Anthem, Paradigm's sister company, has a very interesting new class-D amplifier, the M1 monoblock ($3799 each), a slim unit that is capable of putting out 1 kilowatt into 8 ohms and 2kW into 4 ohms. The M1 has an integrated fan-less cooling system that allows multiple amps to be stacked without feet.
If you're wondering what you're getting when you buy a speaker like the Focal Stella Utopia EM, the back of the speaker gives you some indication. Note that it's signed by designer Jacques Mahul, and the quality control of this speaker was the responsibility of one S. Robert.
There are probably no speakers that have a more old-fashioned look than those made by Tannoy, nor audio equipment more futuristically high-tech than the Devialet D-premier DAC/preamp/power amp. Audio Eden, a high-end audio dealer located in Newmarket (about 35 miles from Toronto), combined a pair of Tannoy Turnberry SEs ($7300/pair) with the Devialet D-premier ($16,500). Demoed by Mike Hamelin, this unusual combination worked well, producing an easy-on-the-ears, relaxed type of sound.
Paradigm has some new active speakers, including the A2 ($300$350/pair, depending on finish) demoed here by Erin Phillips and Mark Aling using a Numark DJ mixing deck. Paradigm has also entered the earbuds market, with models ranging in price from $59 to $149. Like Paradigm's speakers, these were developed utilizing anechoic testing.
Focal distributor Audio Plus can always be counted on to give impressive demos of the big Focal speakers; this time, they had the Stella Utopia EMs, driven by the Devialet DAC/preamp/amp, with a laptop as a source. At $90,000/pair, the Stella Utopia EM, is for those folks who can't quite afford the $180,000/pair Grande Utopia EM. Great sound, as always with speakers in the Focal Utopia line.

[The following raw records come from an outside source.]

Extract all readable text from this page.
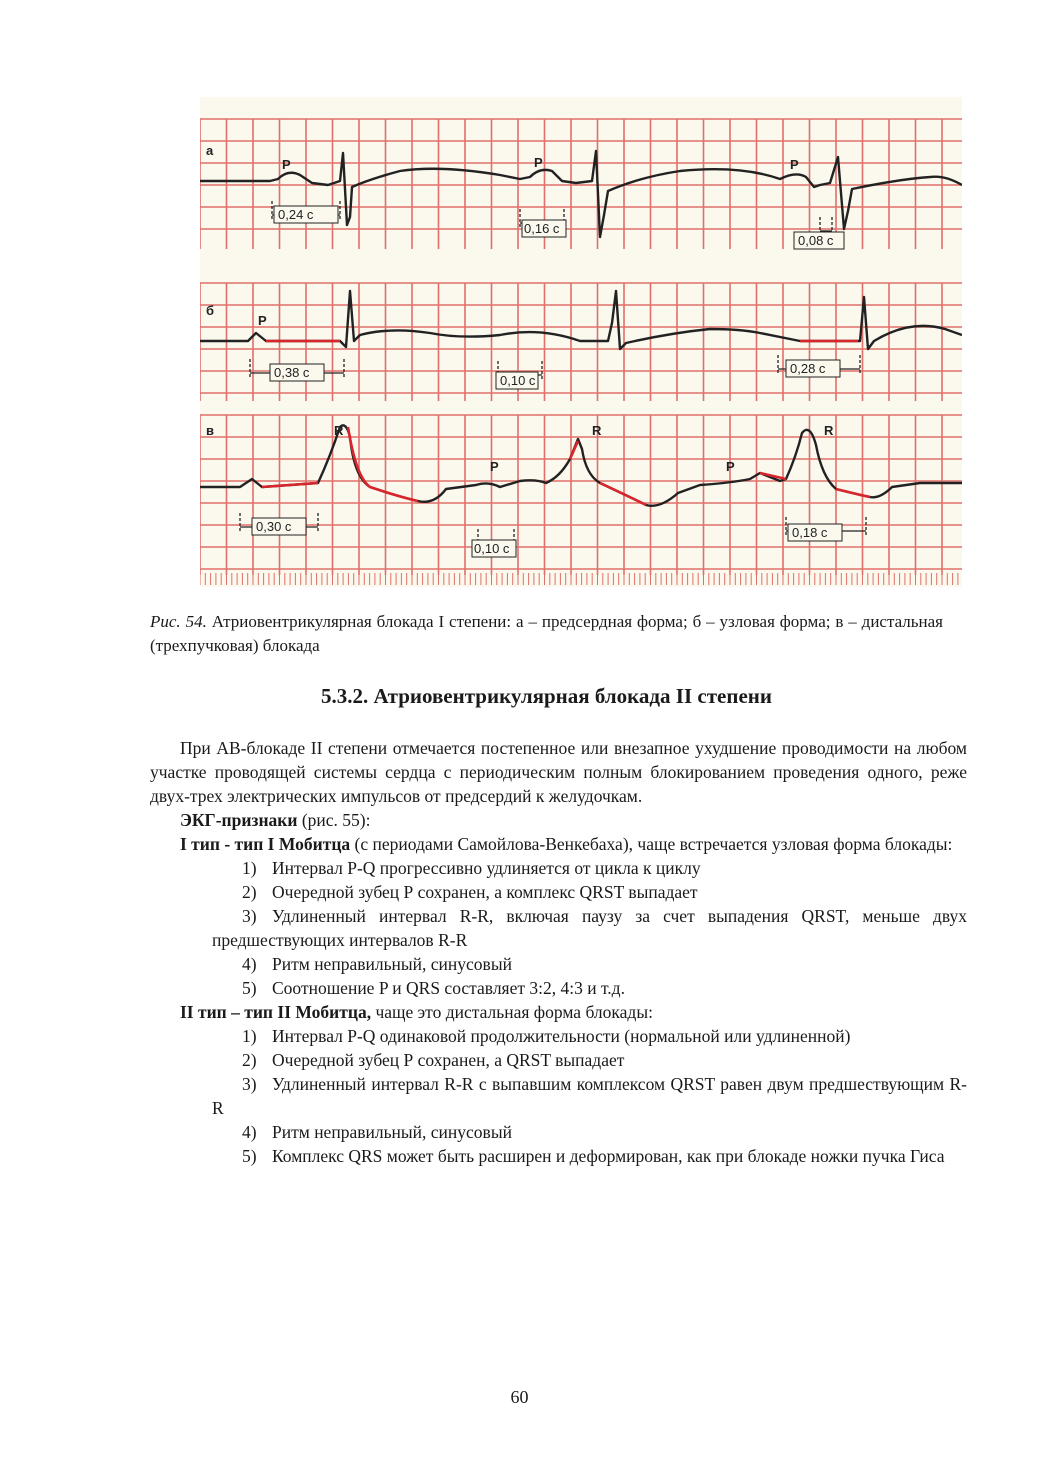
а
б
в
P	P	P
0,24 с
0,16 с
0,08 с
P
0,38 с
0,10 с
0,28 с
R	R	R
P	P
0,30 с
0,10 с
0,18 с
Рис. 54. Атриовентрикулярная блокада I степени: а – предсердная форма; б – узловая форма; в – дистальная (трехпучковая) блокада
5.3.2. Атриовентрикулярная блокада II степени

При АВ-блокаде II степени отмечается постепенное или внезапное ухудшение проводимости на любом участке проводящей системы сердца с периодическим полным блокированием проведения одного, реже двух-трех электрических импульсов от предсердий к желудочкам.

ЭКГ-признаки (рис. 55):

I тип - тип I Мобитца (с периодами Самойлова-Венкебаха), чаще встречается узловая форма блокады:

1) Интервал P-Q прогрессивно удлиняется от цикла к циклу
2) Очередной зубец Р сохранен, а комплекс QRST выпадает
3) Удлиненный интервал R-R, включая паузу за счет выпадения QRST, меньше двух предшествующих интервалов R-R
4) Ритм неправильный, синусовый
5) Соотношение P и QRS составляет 3:2, 4:3 и т.д.

II тип – тип II Мобитца, чаще это дистальная форма блокады:

1) Интервал P-Q одинаковой продолжительности (нормальной или удлиненной)
2) Очередной зубец Р сохранен, а QRST выпадает
3) Удлиненный интервал R-R с выпавшим комплексом QRST равен двум предшествующим R-R
4) Ритм неправильный, синусовый
5) Комплекс QRS может быть расширен и деформирован, как при блокаде ножки пучка Гиса
60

The new TAVES event taking place this weekend in Toronto is the result of two years of planning and market research and the efforts of Suave Kajko, Publisher/Editor in Chief of Canada Hi-Fi magazine, Simon Lau, owner of AuDiY, an audio component and accessory distribution company, and Michel Plante, President of the Montreal Salon Son & Image. The experience of Michel, and of Sarah Tremblay, Director of the Montreal show, who is also involved in the organization of TAVES, has, I'm sure, been invaluable. The list of sponsors includes Stereophile and sister magazine Home Theater. The venue is the upscale Le Meridien King Edward Hotel, a four-diamond property built in 1903 and subject to extensive renovations through the years.